If anyone, the town docs should be informed so they can either stock it themselves (legal?) or refer the customer to a pharm who will dispense it.

Well, unless you’re the only pharmacist in town, I don’t see how you would be violating my rights by either of those admittedly silly practices.

And if you got together a bunch more, like-minded pharmacists, trying to make an end-run around the legality of insulin or antihistamines? Well, assuming there was any demand at all, one smart pharmacist would come and open up in your town and reap the fruits of your silly morality. Free market and all.

In the grand scheme of the universe things like this are only a tiny portion of the market for pharmacy services. The big money is in folks who require multiple daily meds not one shot solve my problem with a couple pills type drugs.

Wait, I’m confused. Plan B is now OTC, right (although it’s literally over the **counter **- it’s got to be handed to you by the pharmacist, not stocked on open shelves next to the Advil) so what does this mean:

What prescription? I’m not understanding the second sentence at all. :confused:

Plan B is still prescription for people under 18.

I’ve also heard of an incident where a pharmacist was refusing to fill a prescription for antibiotics because the script was from an abortion clinic:

From here.

The solution is simple: A pharmacist should be required to provide monetary support sufficient to provide an acceptable standard of living for every child that is born as a direct result of the pharmacist’s refusal to dispense. Put your money where your mouth is.

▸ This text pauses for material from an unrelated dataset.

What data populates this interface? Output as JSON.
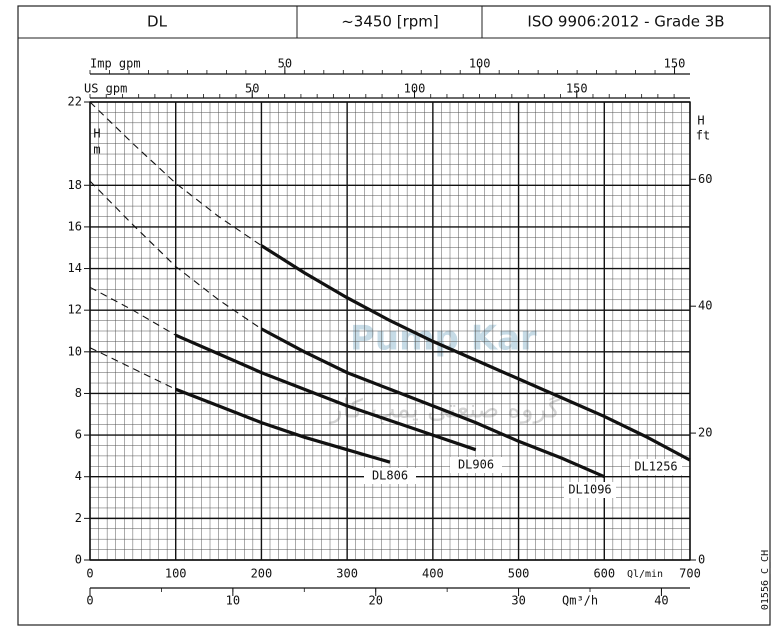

Reincarnation as a form of tax evasion is probably the most impressive method i’ve heard of. :slight_smile:

To be fair, I would imagine that in these pharmacists’s minds the question is not just “my morals trump other’s morals” but “saving a life trumps other’s morals”. I don’t agree with it, but I think it’s higher a case than just “in every case, i’ll put my morals over someone else”. Murder (as they see it) is a big enough problem that stopping it is a legitimate reason to put your own views over those of other people. And while I think this is a pretty sneaky way to get past the law, I’m not certain I wouldn’t do the same for a cause I thought equally important.

I’m not entirely sure I agree with one particular approach, but I like drachillix’s idea - pharmacists should be required to inform local doctors of any prescriptions they’ll refuse to fill, so they can refer them to someone who will.

I don’t know; I was just theorizing the only type of plaintiff that IMO would have standing.

Agreed.

In many small communities, there IS only one pharmacist in town.

The free market cannot create enough customers to support two pharmacists if there’s only enough customers for one.

Just out of curiosity, what remedies are available in such a situation? I think I’d be approaching nuclear meltdown if someone refused filling my script.

I guess my mind wanders to thinking what I would do if I was required to dispense a drug that was anathema to my morals - say, for example, one that purported to “cure or prevent” latent homosexuality in kids. I’d say, “I’m not dispensing it, so fuck you. Go somewhere else - or online - if you need it.”